Если же пытаться прогнозировать будущее (что всегда опасно особенно в среднесрочной перспективе), то следует иметь в виду, что и сами СМИ в нынешнем своем виде едва ли сохранятся в будущем в условиях уже произошедшей и происходящей на наших глазах информационной революции (замечу, что революция как социальное явление — это всегда «плохо», чего не признавал русский язык еще до начала XXIвека, а революция научная и/или техническая — это всегда «хорошо» и в современном русском языке). Представляется, что наше информационное будущее — это более или менее подвижное множество (десятки-сотни членов) сетей со своими умелыми менеджерами и авторитетными блогерами, ориентированными на определенную аудиторию, относительно стабильную в основе и постоянно меняющуюся за счет обширной периферии. Именно в пределах таких сетей и будут происходить языковые изменения, как чисто вкусовые, так и выражающиеся в пополнении словаря, изменениях значений слов, расширении действия ограниченных правил на аналогичные объекты (например, перенос места ударения или объектное глагольное управление). Все это, если моя общая гипотеза о СМИ верна, очень опасно для единства русского языка, каковое представляет собой одну из важнейших общественных скреп.

Разнообразные территориальные (sic!) различия внутри русского языка преодолевались в XIX веке и первой половине XX века благодаря энергичной, поддерживаемой властями деятельности авторитетных лингвистических обществ и организаций. Школа и СМИ, будучи только государственными, были важным звеном этой работы. И в том будущем, каким оно мне представляется, я не вижу той центростремительной силы, которая бы противостояла опасным для единства языка центробежным тенденциям. Тем более трудно предполагать, что, пользуясь языком как полем достаточно широкой свободы, какая-нибудь из информационных сетей будет согласна признать авторитет любого конкурента. Могу предполагать, что «социальные разновидности» русского языка будут в этой ситуации только обособляться, но не приспосабливаться друг к другу.
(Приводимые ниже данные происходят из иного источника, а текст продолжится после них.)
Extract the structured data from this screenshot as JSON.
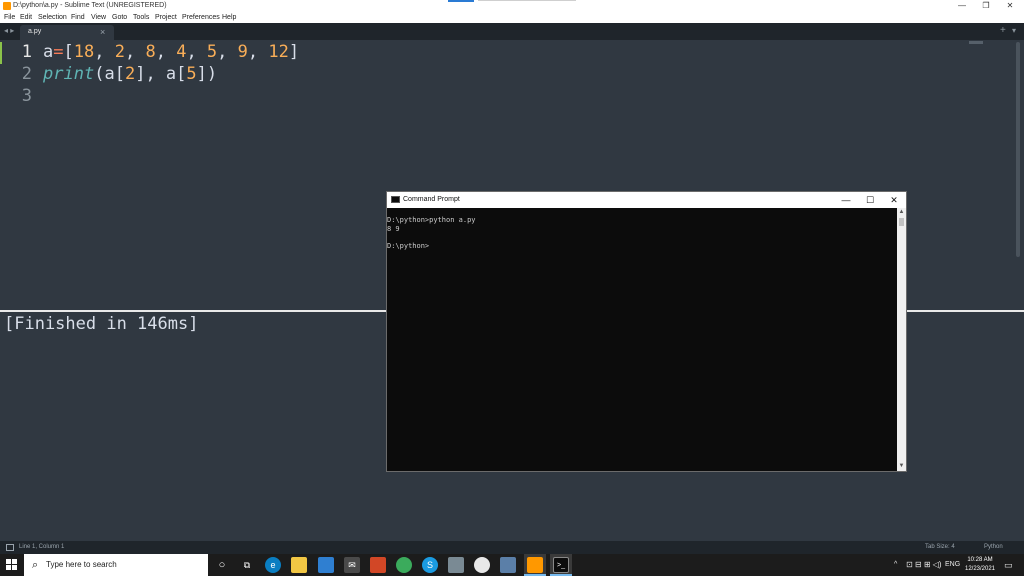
{
  "window": {
    "title": "D:\\python\\a.py - Sublime Text (UNREGISTERED)",
    "controls": {
      "minimize": "—",
      "restore": "❐",
      "close": "✕"
    }
  },
  "menu": {
    "items": [
      "File",
      "Edit",
      "Selection",
      "Find",
      "View",
      "Goto",
      "Tools",
      "Project",
      "Preferences",
      "Help"
    ]
  },
  "tabs": {
    "nav_arrows": "◂ ▸",
    "active_tab": "a.py",
    "close_glyph": "×",
    "new_tab_glyph": "+",
    "dropdown_glyph": "▾"
  },
  "editor": {
    "lines": [
      {
        "number": "1",
        "active": true
      },
      {
        "number": "2",
        "active": false
      },
      {
        "number": "3",
        "active": false
      }
    ],
    "code": {
      "line1": {
        "var": "a",
        "op": "=",
        "open": "[",
        "nums": [
          "18",
          "2",
          "8",
          "4",
          "5",
          "9",
          "12"
        ],
        "close": "]"
      },
      "line2": {
        "fn": "print",
        "open": "(",
        "arg1_var": "a",
        "arg1_idx": "2",
        "sep": ", ",
        "arg2_var": "a",
        "arg2_idx": "5",
        "close": ")"
      }
    }
  },
  "output": {
    "text": "[Finished in 146ms]"
  },
  "statusbar": {
    "position": "Line 1, Column 1",
    "tab_size": "Tab Size: 4",
    "syntax": "Python"
  },
  "cmd": {
    "title": "Command Prompt",
    "controls": {
      "minimize": "—",
      "maximize": "☐",
      "close": "✕"
    },
    "lines": [
      "D:\\python>python a.py",
      "8 9",
      "",
      "D:\\python>"
    ],
    "scroll_up": "▲",
    "scroll_down": "▼"
  },
  "taskbar": {
    "search_placeholder": "Type here to search",
    "search_icon": "magnifier-icon",
    "tray": {
      "chevron": "^",
      "language": "ENG"
    },
    "clock": {
      "time": "10:28 AM",
      "date": "12/23/2021"
    },
    "icons": [
      "cortana-icon",
      "task-view-icon",
      "edge-icon",
      "file-explorer-icon",
      "store-icon",
      "mail-icon",
      "office-icon",
      "chrome-icon",
      "skype-icon",
      "settings-icon",
      "onedrive-icon",
      "app-icon",
      "sublime-icon",
      "cmd-icon"
    ]
  },
  "colors": {
    "editor_bg": "#303841",
    "keyword_op": "#f97b57",
    "number": "#f9ae58",
    "function": "#5fb4b4",
    "text": "#d8dee9",
    "active_line_marker": "#8bc34a"
  }
}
Есть ли, на ваш взгляд, прямая зависимость между умением ясно мыслить и ясно излагать? И если такого сопряжения нет, то как может быть выражена ясность мысли, как публика о ней узнает? И насколько различаются эти две ясности как логические системы?

Для ясного изложения ясность мысли условие необходимое, но, увы, недостаточное. Надо еще уметь облечь мысль в слова «так, чтобы это было одно и то же» (Давид Самойлов). Умение найти слова, адекватные мыслительным представлениям, возможность соединить эти слова таким образом, чтобы это соответствовало и структуре мысли, и правилам языка — вот что составляет основу «перевода» мысли в ее изложение. Дело в том, что ни один естественный язык (в отличие от искусственных, например, языков математики и/или программирования) отнюдь не зеркален по отношению к реальности и «мыслям» о ней. И дело не только в «пустых клетках», о которых речь шла раньше, но в том, что слова «членят» действительность по-разному (ср., например, англ. Oil — растительное масло и «нефть», т.е. 1) жидкость и 2) из земли, и butter, т.е. «от животных и относительно твердое» и русское нефть — и масло, которое может быть и растительным, и животным, и машинным). Кроме того, в любом языке есть омонимы, а большая часть слов — многозначны (представьте такую вольность, например, на географической карте, где один и тот же значок предполагает существенно разные объекты в зависимости от того участка Земли, на которой этот значок расположен!). Вспомним армейские шуточки о том, кто является, а кто прибывает, или флотские — о том, кто плавает, а кто ходит, а таких примеров, как связанных с отражением действительности, так и представляющих чисто языковые капризы, великое множество. Часто читатели/слушатели более чувствительны именно к случаям второго рода. Ведущий «Эхо Москвы» как-то заметил, что среди первых откликов на теоретически возможное сообщение о взрыве в Москве, в КислОвском переулке, был бы звонок от слушателя, спешащего сообщить, что надо говорить в КИсловском.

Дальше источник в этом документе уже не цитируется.